Slovene politics did not find a common word within the covid even at the invitation of the President of the Republic Borut Pahor. Krek himself advised the President to convene all political parties and to let them know that covid has no colour, that covid is our common struggle and that we need to unite. Pahor then convened the meeting, which we know how it ended. Unsuccessful because representatives of certain opposition parties rejected the invitation. And Slovenia has not yet agreed on covid. Krek by no means understands the actions and words that are aimed at making so many more people die. “I think we need to stop playing with the dead in this country,” he urged people to stop playing left and right, we need to unite when it comes to covid. Also because of this disunity, we are now in an epidemic of the unvaccinated. And the question is whether it is right to close this society because of those who demonstrated in the streets. “Is it right that we as a nation are now the prisoner of these people who have not been vaccinated,” Krek asked.

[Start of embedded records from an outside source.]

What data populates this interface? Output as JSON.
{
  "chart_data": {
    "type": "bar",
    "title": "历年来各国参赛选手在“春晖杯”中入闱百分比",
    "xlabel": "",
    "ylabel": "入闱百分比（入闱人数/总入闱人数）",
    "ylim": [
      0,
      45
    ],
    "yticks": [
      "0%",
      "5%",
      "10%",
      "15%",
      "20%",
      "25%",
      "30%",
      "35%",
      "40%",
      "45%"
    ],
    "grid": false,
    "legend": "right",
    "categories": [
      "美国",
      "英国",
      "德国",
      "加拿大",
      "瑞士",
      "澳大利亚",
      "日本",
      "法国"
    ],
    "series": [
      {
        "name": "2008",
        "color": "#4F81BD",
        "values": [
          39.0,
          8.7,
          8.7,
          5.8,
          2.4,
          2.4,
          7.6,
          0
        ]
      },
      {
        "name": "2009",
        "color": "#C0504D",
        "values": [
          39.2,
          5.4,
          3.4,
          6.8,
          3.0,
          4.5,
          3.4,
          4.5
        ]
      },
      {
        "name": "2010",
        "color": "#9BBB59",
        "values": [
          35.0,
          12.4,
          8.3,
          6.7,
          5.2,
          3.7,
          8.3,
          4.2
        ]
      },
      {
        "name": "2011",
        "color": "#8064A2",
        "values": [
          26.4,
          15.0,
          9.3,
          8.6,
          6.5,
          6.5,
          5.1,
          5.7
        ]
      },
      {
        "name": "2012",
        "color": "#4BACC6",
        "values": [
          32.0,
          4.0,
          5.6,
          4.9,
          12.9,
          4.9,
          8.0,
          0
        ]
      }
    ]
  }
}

Možina and the guest also touched upon the role of the media. Krek said that the media, especially in the beginning, did not play their role well, they did not report objectively. “Some media are still extremely manipulative today,” he said, but also praised that reporting had improved slightly in the past two months. He also pointed out that his biggest resentment to the media and politicians is that they exploited and politicised the virus and started portraying it in the context of us, you. Of course, this should not be the case with covid, we should be unified. He also remembered a non-isolated event, when one evening something was accepted in Brdo, and the evening reports were already manipulated, which of course caused problems the next day. And at the back, the legal system joined in, announcing that everything is not legal, and last but not least, the Constitutional Court. “We have to take action to save people. However, legal experts tell me that we cannot carry out these measures,” the doctor said helplessly. In light of the intrusion of anti-vaccinators on RTV, Krek said about rapper Zlatko that the court had acquitted him. Zlatko harassed, chased and verbally assaulted him in the middle of the street. “The hunt for Milan Krek is open,” the NIJZ director explained the court’s decision.